Pension, medical costs cripple GM

? Who knew? Speculation about which welfare state will be the first to buckle under the strain of the pension and medical costs of aging populations usually focuses on European nations with declining birth rates and aging populations. Who knew the first to buckle would be General Motors, with Ford not far behind?

GM is a car and truck company — for the 74th consecutive year, the world’s largest — and has revenues greater than Arizona’s gross state product. But GM’s stock price is down 45 percent since a year ago; its market capitalization is smaller than Harley Davidson’s. This is partly because GM is a welfare state.

In 2003, GM’s pension fund needed an infusion from the largest corporate debt offering in history. And the cost of providing health coverage for 1.1 million GM workers, retirees and dependents is estimated to be $5.6 billion this year. Their coverage is enviable — at most, small co-payments for visits to doctors and for pharmaceuticals, but no deductibles or monthly premiums.

GM says health expenditures — $1,525 per car produced; there is more health care than steel in a GM vehicle’s price tag — are one of the main reasons it lost $1.1 billion in the first quarter of 2005. Ford’s profits fell 38 percent, and although Ford had forecast 2005 profits of $1.4 billion to $1.7 billion, it now probably will have a year’s loss of $100 million to $200 million. All this while Toyota’s sales are up 23 percent this year and Americans are buying cars and light trucks at a rate that would produce 2005 sales almost equal to the record of 17.4 million in 2000.

In 1962, half the cars sold in America were made by GM. Now its market share is roughly 25 percent. In 1999 the Big Three — GM, Ford, Chrysler — had 71 percent market share. Their share is now 58 percent and falling.

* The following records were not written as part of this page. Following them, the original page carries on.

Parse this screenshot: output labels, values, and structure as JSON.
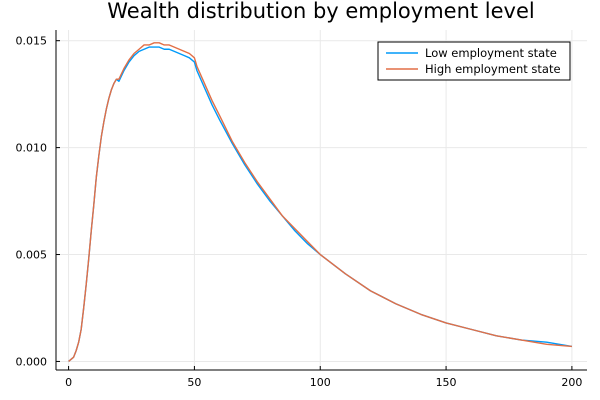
{
  "chart_data": {
    "type": "line",
    "title": "Wealth distribution by employment level",
    "xlabel": "",
    "ylabel": "",
    "xlim": [
      -5,
      206
    ],
    "ylim": [
      -0.0004,
      0.0155
    ],
    "xticks": [
      0,
      50,
      100,
      150,
      200
    ],
    "xtick_labels": [
      "0",
      "50",
      "100",
      "150",
      "200"
    ],
    "yticks": [
      0.0,
      0.005,
      0.01,
      0.015
    ],
    "ytick_labels": [
      "0.000",
      "0.005",
      "0.010",
      "0.015"
    ],
    "grid": true,
    "legend_position": "top-right",
    "series": [
      {
        "name": "Low employment state",
        "color": "#009af9",
        "x": [
          0,
          2,
          3,
          4,
          5,
          6,
          7,
          8,
          9,
          10,
          11,
          12,
          13,
          14,
          15,
          16,
          17,
          18,
          19,
          20,
          22,
          24,
          26,
          28,
          30,
          32,
          34,
          36,
          38,
          40,
          42,
          44,
          46,
          48,
          50,
          51,
          54,
          57,
          60,
          65,
          70,
          75,
          80,
          85,
          90,
          95,
          100,
          110,
          120,
          130,
          140,
          150,
          160,
          170,
          180,
          190,
          200
        ],
        "y": [
          0.0,
          0.0002,
          0.0005,
          0.0009,
          0.0015,
          0.0025,
          0.0036,
          0.0048,
          0.0061,
          0.0073,
          0.0086,
          0.0096,
          0.0105,
          0.0112,
          0.0118,
          0.0123,
          0.0127,
          0.013,
          0.0132,
          0.0131,
          0.0136,
          0.014,
          0.0143,
          0.0145,
          0.0146,
          0.0147,
          0.0147,
          0.0147,
          0.0146,
          0.0146,
          0.0145,
          0.0144,
          0.0143,
          0.0142,
          0.014,
          0.0136,
          0.0128,
          0.012,
          0.0113,
          0.0102,
          0.0092,
          0.0083,
          0.0075,
          0.0068,
          0.0061,
          0.0055,
          0.005,
          0.0041,
          0.0033,
          0.0027,
          0.0022,
          0.0018,
          0.0015,
          0.0012,
          0.001,
          0.0009,
          0.0007
        ]
      },
      {
        "name": "High employment state",
        "color": "#e26f46",
        "x": [
          0,
          2,
          3,
          4,
          5,
          6,
          7,
          8,
          9,
          10,
          11,
          12,
          13,
          14,
          15,
          16,
          17,
          18,
          19,
          20,
          22,
          24,
          26,
          28,
          30,
          32,
          34,
          36,
          38,
          40,
          42,
          44,
          46,
          48,
          50,
          51,
          54,
          57,
          60,
          65,
          70,
          75,
          80,
          85,
          90,
          95,
          100,
          110,
          120,
          130,
          140,
          150,
          160,
          170,
          180,
          190,
          200
        ],
        "y": [
          0.0,
          0.0002,
          0.0005,
          0.0009,
          0.0015,
          0.0025,
          0.0036,
          0.0048,
          0.0061,
          0.0073,
          0.0086,
          0.0096,
          0.0105,
          0.0112,
          0.0118,
          0.0123,
          0.0127,
          0.013,
          0.0132,
          0.0132,
          0.0137,
          0.0141,
          0.0144,
          0.0146,
          0.0148,
          0.0148,
          0.0149,
          0.0149,
          0.0148,
          0.0148,
          0.0147,
          0.0146,
          0.0145,
          0.0144,
          0.0142,
          0.0138,
          0.013,
          0.0122,
          0.0115,
          0.0103,
          0.0093,
          0.0084,
          0.0076,
          0.0068,
          0.0062,
          0.0056,
          0.005,
          0.0041,
          0.0033,
          0.0027,
          0.0022,
          0.0018,
          0.0015,
          0.0012,
          0.001,
          0.0008,
          0.0007
        ]
      }
    ]
  }
}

Twenty-three percent of those working for auto companies in North America now work for companies other than the Big Three, up from 14.6 percent just five years ago.

The Big Three have cut 130,394 North American hourly and salaried workers since 2000, while the “transplants” — foreign automakers with American assembly plants — have added 27,183. In the first quarter of 2005 the Big Three operated 64 assembly plants, down from 70 in five years, during which the transplants’ factories have increased from 19 to 23, with more coming.

GM says its health care burdens, negotiated with the United Auto Workers, put it at a $5 billion disadvantage against Toyota in the United States because Japan’s government, not Japanese employers, provides almost all health care in Japan. This reasoning could produce a push by much of corporate America for the federal government to assume more health care costs. This would be done in the name of “leveling the playing field” to produce competitive “fairness.”

But remember: Employer-provided health insurance is employee compensation. It became important during the Second World War when there were wage controls and a shortage of workers. Because wages could not be bid up, companies competed for workers by offering the untaxed benefit of health care. If GM’s $5.6 billion were given not as untaxed workers’ compensation in the form of health care, but as taxable cash compensation of equal after-tax value, it would cost GM substantially more than $5.6 billion. Which means that soon — GM’s UAW contract is up in 2007 — GM’s workers may have to give back a value of at least $1,500 a year.

However, GM will have to recognize that health care costs are not a comprehensive alibi for its woes. Its array of brands is too large and anachronistic: Will American buyers ever again regard Chevrolet, Pontiac, Buick and Cadillac as ascending rungs on a status ladder?

GM can still develop splendid cars: today’s Cadillacs may be the best American cars ever built. But every dollar GM spends on health care cannot be spent on developing cars — hybrids, for example — more enticing to buyers than some new offerings like the Pontiac G6 and Buick LaCrosse.

Health care for retirees and their families — there are 2.6 of them for every active worker — is 69 percent of GM’s health costs. GM says it has $19.8 billion in cash and normal mortality rates will reduce the ratio of retirees to active workers. Meanwhile, Rick Wagoner, GM’s CEO, can only muse, “It’s strange. When I joined GM 28 years ago, I did it because I love cars and trucks. I had no idea I’d wind up working as a health-care administrator.”

Full, and pointless, disclosure: Mrs. Will is a consultant to the Japan Automobile Manufacturers Assn. She drives a Cadillac.